Uno de nuestros reclamos más firmes como Asociación de Productores desde hace décadas, es la real aplicación de los derechos del consumidor de seguros y uno de sus pilares fundamentales, esto es, la libre contrataciónque bien entendida resulta inclusiva, no sólo de la elección del asegurador, sino también del canal de comercialización, atención y asesoramiento para el asegurado. La reforma constitucional de 1994 incorporó los llamados derechos de tercera generación, donde destacan el derecho a un ambiente sano y la tutela de consumidores y usuarios, como parte débil del vínculo contractual que los une con los proveedores.
La libertad de elección, inserta como lema claro en el art. 42 de la Constitución Nacional, requiere necesariamente de una reglamentación normativa que la torne operativa. Hasta hoy, la defensa de la libre contratación se encontraba escuetamente regulada en la Ley 25.156, de defensa de la competencia, mas precisamente en su artículo 2º, incisos i) y j).
A partir de la sanción del nuevo Código Civil y Comercial de la Nación, que comienza a regir las relaciones jurídicas a partir de agosto próximo, nos encontramos con una redacción prolífica y clara, defendiendo, en el marco de los contratos de consumo, la libre contratación como derecho del consumidor, con anclaje jurídico constitucional como derecho desde la última reforma de nuestra carta magna.
Así, se inserta un artículo 1099 suficientemente claro: “Libertad de contratar. Están prohibidas las prácticas que limitan la libertad de contratar del consumidor, en especial, las que subordinan la provisión de productos o servicios a la adquisición simultánea de otros, y otras similares que persigan el mismo objetivo”.

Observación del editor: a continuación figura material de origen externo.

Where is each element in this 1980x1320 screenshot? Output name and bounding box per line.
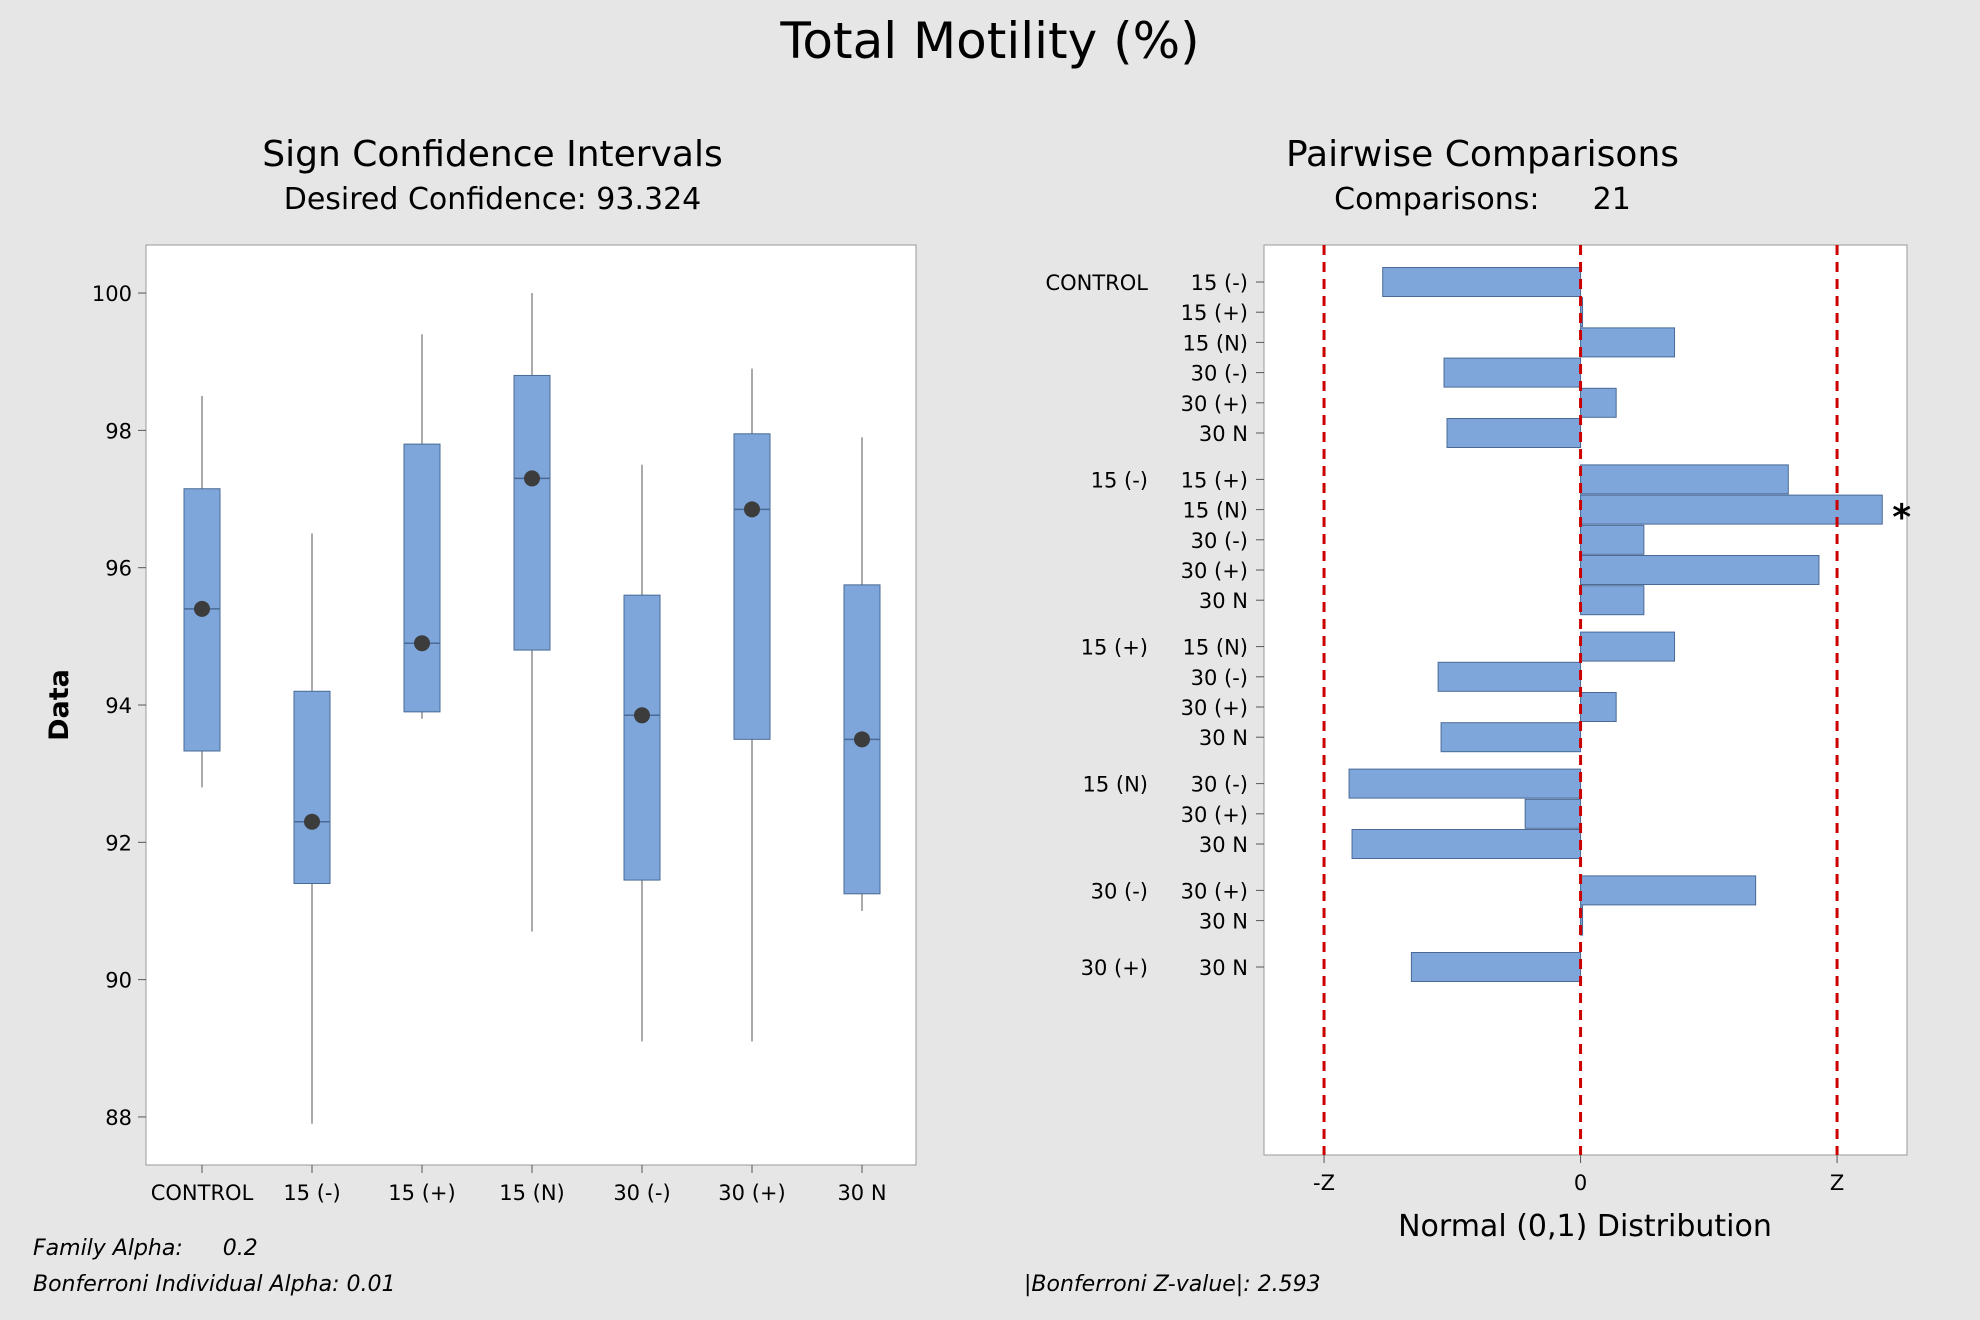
group-label: 30 (-)	[1091, 879, 1148, 903]
comparison-label: 30 (+)	[1181, 879, 1248, 903]
comparison-bar	[1351, 829, 1582, 859]
comparison-label: 30 (+)	[1181, 696, 1248, 720]
comparison-bar	[1580, 631, 1676, 662]
ci-box	[183, 488, 221, 752]
median-dot	[634, 707, 650, 724]
median-dot	[414, 635, 430, 652]
comparison-bar	[1580, 494, 1883, 525]
x-axis-label: Normal (0,1) Distribution	[1398, 1209, 1772, 1244]
group-label: CONTROL	[1045, 271, 1148, 295]
comparison-bar	[1410, 952, 1582, 982]
comparison-bar	[1580, 875, 1757, 906]
group-label: 15 (-)	[1091, 468, 1148, 492]
comparison-label: 30 (+)	[1181, 803, 1248, 827]
comparison-bar	[1437, 661, 1582, 692]
comparison-bar	[1580, 905, 1584, 936]
comparison-label: 30 N	[1199, 910, 1248, 934]
group-label: 15 (+)	[1081, 636, 1148, 660]
y-axis-label: Data	[44, 669, 75, 741]
comparison-bar	[1580, 327, 1676, 358]
right-panel-title: Pairwise Comparisons	[1285, 134, 1680, 175]
comparison-bar	[1382, 267, 1582, 297]
family-alpha-note: Family Alpha: 0.2	[33, 1236, 258, 1261]
comparison-label: 30 N	[1199, 422, 1248, 446]
comparison-label: 30 (-)	[1191, 529, 1248, 553]
comparison-label: 30 (+)	[1181, 559, 1248, 583]
y-tick-label: 98	[105, 419, 132, 443]
page-title: Total Motility (%)	[780, 12, 1200, 70]
median-dot	[744, 501, 760, 518]
comparison-label: 30 (-)	[1191, 773, 1248, 797]
group-label: 30 (+)	[1081, 956, 1148, 980]
pairwise-comparisons-chart: CONTROL 15 (-) 15 (+) 15 (N) 30 (-) 30 (+) 30 …	[1045, 244, 1911, 1244]
x-tick-label: 0	[1574, 1171, 1587, 1195]
comparison-label: 30 N	[1199, 726, 1248, 750]
comparisons-value: 21	[1592, 182, 1631, 217]
comparison-bar	[1580, 524, 1645, 555]
comparison-bar	[1580, 692, 1617, 722]
comparison-label: 15 (N)	[1183, 636, 1249, 660]
median-dot	[524, 470, 540, 487]
x-tick-label: 30 (+)	[718, 1181, 785, 1205]
x-tick-label: 30 N	[837, 1181, 886, 1205]
left-panel-title: Sign Confidence Intervals	[262, 134, 723, 175]
bonferroni-z-note: |Bonferroni Z-value|: 2.593	[1024, 1272, 1321, 1297]
ci-box	[513, 374, 551, 651]
sign-ci-chart: 88 90 92 94 96 98 100 Data CONTROL 15 (-) 15 (+) 15…	[44, 244, 917, 1205]
comparison-bar	[1580, 464, 1789, 495]
x-tick-label: 15 (N)	[499, 1181, 565, 1205]
left-panel-subtitle: Desired Confidence: 93.324	[283, 182, 702, 217]
comparison-bar	[1348, 768, 1582, 799]
family-alpha-label: Family Alpha:	[33, 1236, 183, 1261]
comparison-bar	[1443, 357, 1582, 388]
comparisons-label: Comparisons:	[1334, 182, 1540, 217]
comparison-bar	[1580, 585, 1645, 616]
comparison-label: 15 (+)	[1181, 468, 1248, 492]
family-alpha-value: 0.2	[222, 1236, 258, 1261]
comparison-label: 15 (+)	[1181, 301, 1248, 325]
x-tick-label: CONTROL	[151, 1181, 254, 1205]
median-dot	[194, 600, 210, 617]
comparison-label: 15 (-)	[1191, 271, 1248, 295]
significance-marker: *	[1892, 498, 1911, 539]
y-tick-label: 94	[105, 694, 132, 718]
x-tick-label: 15 (+)	[388, 1181, 455, 1205]
comparison-bar	[1446, 418, 1582, 448]
x-tick-label: Z	[1830, 1171, 1844, 1195]
y-tick-label: 100	[92, 282, 132, 306]
comparison-label: 30 (-)	[1191, 362, 1248, 386]
x-tick-label: 30 (-)	[613, 1181, 670, 1205]
ci-box	[733, 433, 771, 740]
median-dot	[854, 731, 870, 748]
ci-box	[403, 443, 441, 713]
bonferroni-alpha-note: Bonferroni Individual Alpha: 0.01	[33, 1272, 396, 1297]
median-dot	[304, 813, 320, 830]
comparison-label: 15 (N)	[1183, 331, 1249, 355]
x-tick-label: 15 (-)	[283, 1181, 340, 1205]
ci-box	[293, 690, 331, 885]
y-tick-label: 92	[105, 831, 132, 855]
x-tick-label: -Z	[1313, 1171, 1335, 1195]
comparison-label: 30 (-)	[1191, 666, 1248, 690]
comparison-label: 30 (+)	[1181, 392, 1248, 416]
comparison-label: 15 (N)	[1183, 499, 1249, 523]
comparison-bar	[1580, 555, 1820, 585]
comparison-label: 30 N	[1199, 589, 1248, 613]
group-label: 15 (N)	[1083, 773, 1149, 797]
comparison-bar	[1524, 798, 1582, 829]
y-tick-label: 88	[105, 1106, 132, 1130]
right-panel-subtitle: Comparisons: 21	[1200, 182, 1765, 217]
ci-box	[623, 594, 661, 881]
y-tick-label: 90	[105, 969, 132, 993]
comparison-label: 30 N	[1199, 833, 1248, 857]
y-tick-label: 96	[105, 557, 132, 581]
comparison-label: 30 N	[1199, 956, 1248, 980]
comparison-bar	[1580, 387, 1617, 418]
comparison-bar	[1440, 722, 1582, 753]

Esta prohibición veda prácticas muy usuales, casi permanentes en algunos sectores de la economía como el bancario y financiero, donde la contratación de un seguro resulta un requisito no escrito, para el otorgamiento de algún préstamo o producto.
Los habituales infractores de la libre contratación son, en general, Agentes Institorios que tienen a la comercialización de seguros como una actividad secundaria, comercializando el seguro como un simple producto “accesorio”, omitiendo el deber de informar y asesorar al asegurable en cuanto a los alcances de las coberturas, y sus reales necesidades en función de su exposición a riesgo.
Este asegurado mal asesorado por un canal de comercialización no profesional, se encontrará con diferentes problemas a lo largo de su vinculación con el asegurador: expectativas no cumplidas, dificultades para gestionar modificaciones sobre las coberturas, para efectuar cambios en los canales de pago y una no diligente atención al momento del siniestro.
Las problemáticas mencionadas, generan consecuentemente lazos comerciales débiles entre asegurado y asegurador. Por eso, desde AAPAS, creemos que la PRIMA GENUINA sólo es generada por los PRODUCTORES ASESORES DE SEGUROS, que encuentran la cobertura y el asegurador adecuados para los clientes a los que asesoran, estableciendo vínculos de largo plazo entre las partes del contrato de seguros.
La libre elección, regulada en el nuevo código Civil y Comercial de la Nación, ha sido una conquista anhelada que debe constituirse en una herramienta que permita depurar el mercado asegurador, de aquellas prácticas que resultan nocivas, tanto para consumidores como también para aseguradores que se ven perjudicados por el accionar fraudulento de intermediarios no profesionales.